Fakat kaldı mı ki bizde öylesi bir vatan sevgisiyle seferberlik ruhu? Bırakmadılar ki!
Yani yarın sen sonu belirsiz bir anlaşma için masada Guterres çerçevesini tartışırken.. Ben eti sütü pahanın pahasına satın alırken.. Domates üretimi bile memleket sorunu haline gelirken.. Bozuk düzenlerin devamı için bedel üzerine bedel ödenirken…
Her koyun kendi bacağından asılır gerçeğinde, kim kimin için kavga eder ki?
…BU gün dalgaları arasında yüzdüğüm deniz yarın yüzerken ayni su değildir.. Fakat yüzen “ben” ayni insanım. İşte gerçek budur. Olaylar sıkıntılar tutun ki bizi delip de geçecekler ama Kıbrıs Türk halkı bu adadan geçip gitmeden kalıcılığını sürdürecek..
Bu nedenle önce “kalıcılıkla devamlılığa” dayanan devlet düzenine ihtiyacımız vardır. Bu da ancak toplumsal seferberlik ruhu ile olur..
**********
KISACA TAKILDIĞIM: (İŞTE UZLAŞININ PERDE ARKASI!)
Erhürman ile Naimoğulları Başbakanlık odasında ikili görüşmelerini yaparlar.

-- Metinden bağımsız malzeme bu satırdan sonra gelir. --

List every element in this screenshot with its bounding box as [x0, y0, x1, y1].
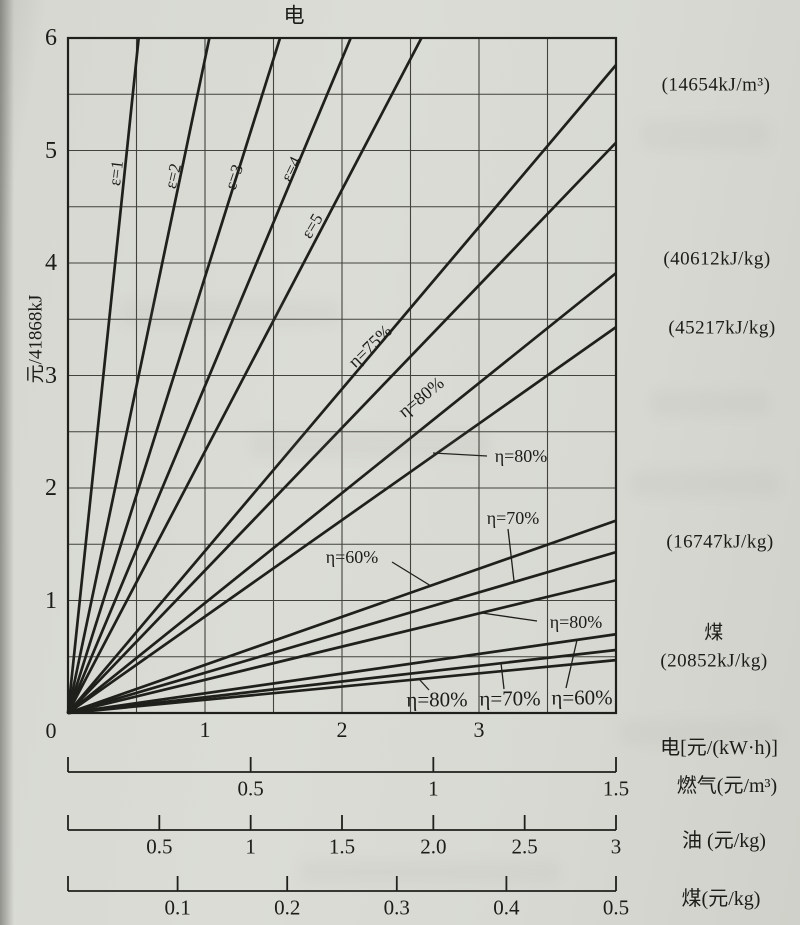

Başbakan der ki “işte size verebileceklerim. Ne bir kuruş fazla ne bir dirhem daha!”
“Asla olmaz” der Naimoğulları, sonuna kadar eyleme devam..”
Başbakan son sözünü söyler: “Bak Naimoğulları der, bende para nanay. Gel teklifimi kabul et. Ülkede daha onlarca kurum var. Eğer sana verirsem istediğini, “demek bastıran alır” örneği olur, “bize de” diyerek hepsi Bakanlığa üşüşür.. Sen gel uyuyanları uyandırma ‘kabul de uzlaşalım. Yoksa şimdi verdiklerimi de alamaz, hava alırsın!.”
“Okey” der Naimoğulları, “makuldür başbakanım!..” (Yani? Pahalı etle süte devam vatandaş!)